A l’issue du procès, la trame des événements fait toutefois consensus. Ce jeudi de 1987, jour de «sport de masse», un commando part du domicile de Blaise Compaoré, le numéro 2 de la révolution. Il est composé d’éléments de sa garde rapprochée. Vers 16 heures, le commando pénètre au Conseil de l’entente, siège du pouvoir. Thomas Sankara vient d’y garer sa Renault 5. Il est vêtu d’un survêtement rouge et tient une réunion sur la création d’un «parti unique d’avant-garde», selon plusieurs témoins. Sa mallette et son pistolet automatique sont posés sur le bureau.

Des tirs retentissent durant une dizaine de minutes. Au moins 7 impacts de balles, tirés surtout par des kalachnikovs au niveau du thorax et de l’abdomen, ont été identifiés sur les vêtements de l’ex-président. Dans la soirée, deux forces réputées fidèles à Sankara, l’Escadron de transport et d’intervention rapide (Etir) et la Force d’intervention du ministère de l’Administration territoriale et de la sécurité (Fimats) sont neutralisées. Des renforts militaires débarquent de Pô, le centre d’entraînement commando dirigé par Blaise Compaoré.

Dernier salut

Dans les mois qui ont précédé, de nombreuses tentatives de coups d’Etat visant le leader révolutionnaire avaient été déjouées. «Les années 80 ont été marquées par l’irruption de la violence en politique, a rappelé Me Somé. Des civils, kalachnikovs en mains, jonglaient avec les mots abattre” et “exécuter». Mais «ce coup d’Etat était différent de tout ce qu’on avait connu, selon Me Farama. Des hommes ont été assassinés par des supposés frères d’armes, des amis, des camarades.» Le général Diendéré, lieutenant et chef du Conseil de l’entente au moment des faits, a lui-même évoqué, entre les lignes, sa proximité avec Sankara.
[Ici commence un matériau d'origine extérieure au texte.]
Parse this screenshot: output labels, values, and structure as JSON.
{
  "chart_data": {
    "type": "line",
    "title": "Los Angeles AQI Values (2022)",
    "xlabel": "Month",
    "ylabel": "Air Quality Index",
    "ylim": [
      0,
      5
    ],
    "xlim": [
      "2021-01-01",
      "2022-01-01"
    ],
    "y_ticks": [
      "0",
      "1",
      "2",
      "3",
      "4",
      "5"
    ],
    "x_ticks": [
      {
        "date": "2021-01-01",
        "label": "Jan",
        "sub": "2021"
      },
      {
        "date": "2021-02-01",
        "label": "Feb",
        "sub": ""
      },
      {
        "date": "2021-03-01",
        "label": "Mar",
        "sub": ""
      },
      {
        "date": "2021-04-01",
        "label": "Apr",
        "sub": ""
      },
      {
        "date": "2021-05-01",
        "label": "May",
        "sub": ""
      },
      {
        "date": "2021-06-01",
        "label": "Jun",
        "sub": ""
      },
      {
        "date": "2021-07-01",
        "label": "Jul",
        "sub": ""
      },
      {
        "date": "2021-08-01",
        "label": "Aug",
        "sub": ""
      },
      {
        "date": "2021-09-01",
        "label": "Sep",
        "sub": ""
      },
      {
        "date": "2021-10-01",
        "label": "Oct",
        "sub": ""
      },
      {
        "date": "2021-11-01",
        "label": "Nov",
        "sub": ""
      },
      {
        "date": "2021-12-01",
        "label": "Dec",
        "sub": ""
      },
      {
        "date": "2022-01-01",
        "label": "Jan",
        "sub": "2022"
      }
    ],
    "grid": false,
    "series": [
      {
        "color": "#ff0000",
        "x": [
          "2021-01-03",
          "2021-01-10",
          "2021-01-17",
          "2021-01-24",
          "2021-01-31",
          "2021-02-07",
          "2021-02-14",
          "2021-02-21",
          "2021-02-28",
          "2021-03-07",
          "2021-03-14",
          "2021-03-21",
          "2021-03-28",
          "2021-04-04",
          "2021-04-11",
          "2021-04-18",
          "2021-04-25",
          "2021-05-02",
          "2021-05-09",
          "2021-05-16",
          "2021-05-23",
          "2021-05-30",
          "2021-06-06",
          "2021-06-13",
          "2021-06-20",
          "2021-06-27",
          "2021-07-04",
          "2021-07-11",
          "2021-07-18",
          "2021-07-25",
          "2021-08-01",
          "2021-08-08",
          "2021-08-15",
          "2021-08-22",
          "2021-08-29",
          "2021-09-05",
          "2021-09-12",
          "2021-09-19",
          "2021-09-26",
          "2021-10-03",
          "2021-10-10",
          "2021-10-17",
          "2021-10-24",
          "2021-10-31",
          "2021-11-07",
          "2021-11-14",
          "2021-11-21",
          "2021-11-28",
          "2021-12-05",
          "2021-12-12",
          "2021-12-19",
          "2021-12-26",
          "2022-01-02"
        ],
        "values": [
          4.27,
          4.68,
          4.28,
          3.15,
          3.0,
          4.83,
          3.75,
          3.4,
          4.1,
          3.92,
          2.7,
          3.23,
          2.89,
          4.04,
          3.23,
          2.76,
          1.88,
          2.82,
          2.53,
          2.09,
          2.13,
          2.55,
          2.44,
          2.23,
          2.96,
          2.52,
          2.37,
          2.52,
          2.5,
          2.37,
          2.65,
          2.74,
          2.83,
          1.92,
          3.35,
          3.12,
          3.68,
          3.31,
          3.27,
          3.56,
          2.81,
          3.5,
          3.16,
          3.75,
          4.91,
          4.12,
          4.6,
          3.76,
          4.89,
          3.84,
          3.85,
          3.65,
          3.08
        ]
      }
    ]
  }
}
Racontant le coup d’Etat du 4 août 1983, avènement de la révolution, dont ils ont réglé ensemble les derniers détails, avec «Blaise». «On me fait payer dans ce procès ma loyauté et de ma fidélité à Blaise durant vingt-sept ans [il a notamment dirigé le redoutable Régiment de sécurité présidentielle]. Mais vingt-sept ans, c’est à partir de 1987. Le 15 octobre 1987, j’étais lieutenant», s’est-il défendu le 25 mars.

Sur le ring, l’officier en long bazin bleu ciel s’est défendu avec minutie, durant près de deux heures, pour clore les plaidoiries des avocats de la défense. Rappelant qu’il maîtrisait les 20 000 pages du dossier comme personne. Citant les numéros de PV oubliés – des témoins n’ayant pas comparu. Pointant les travers de l’accusation : «Ce sont surtout des éléments subjectifs qui m’accablent. Mon caractère, ma vie privée, mon soi-disant wak [magie noire]». Dénonçant en creux un procès politique : «Je suis à la Maca [prison militaire] mais je suis au courant, madame la procureure.»

Le jury a plutôt été sensible aux arguments des parties civiles. A écouter Diendéré, seules «20 personnes [les membres de la garde rapprochée de Blaise Compaoré] se seraient levées contre toute l’armée du Burkina, ironisait Me Farama. Mais il est celui qui a sécurisé le coup d’Etat». Le «Général» a quitté la salle les deux bras levés, pouces tendus. Puis, au passage de l’escorte qui le raccompagnait à la Maca, il a baissé la fenêtre du véhicule, pour un dernier salut. «Commando ! Procès politique !» ont crié ses proches. Sur la chaussée, des klaxons retentissaient déjà pour célébrer le jugement.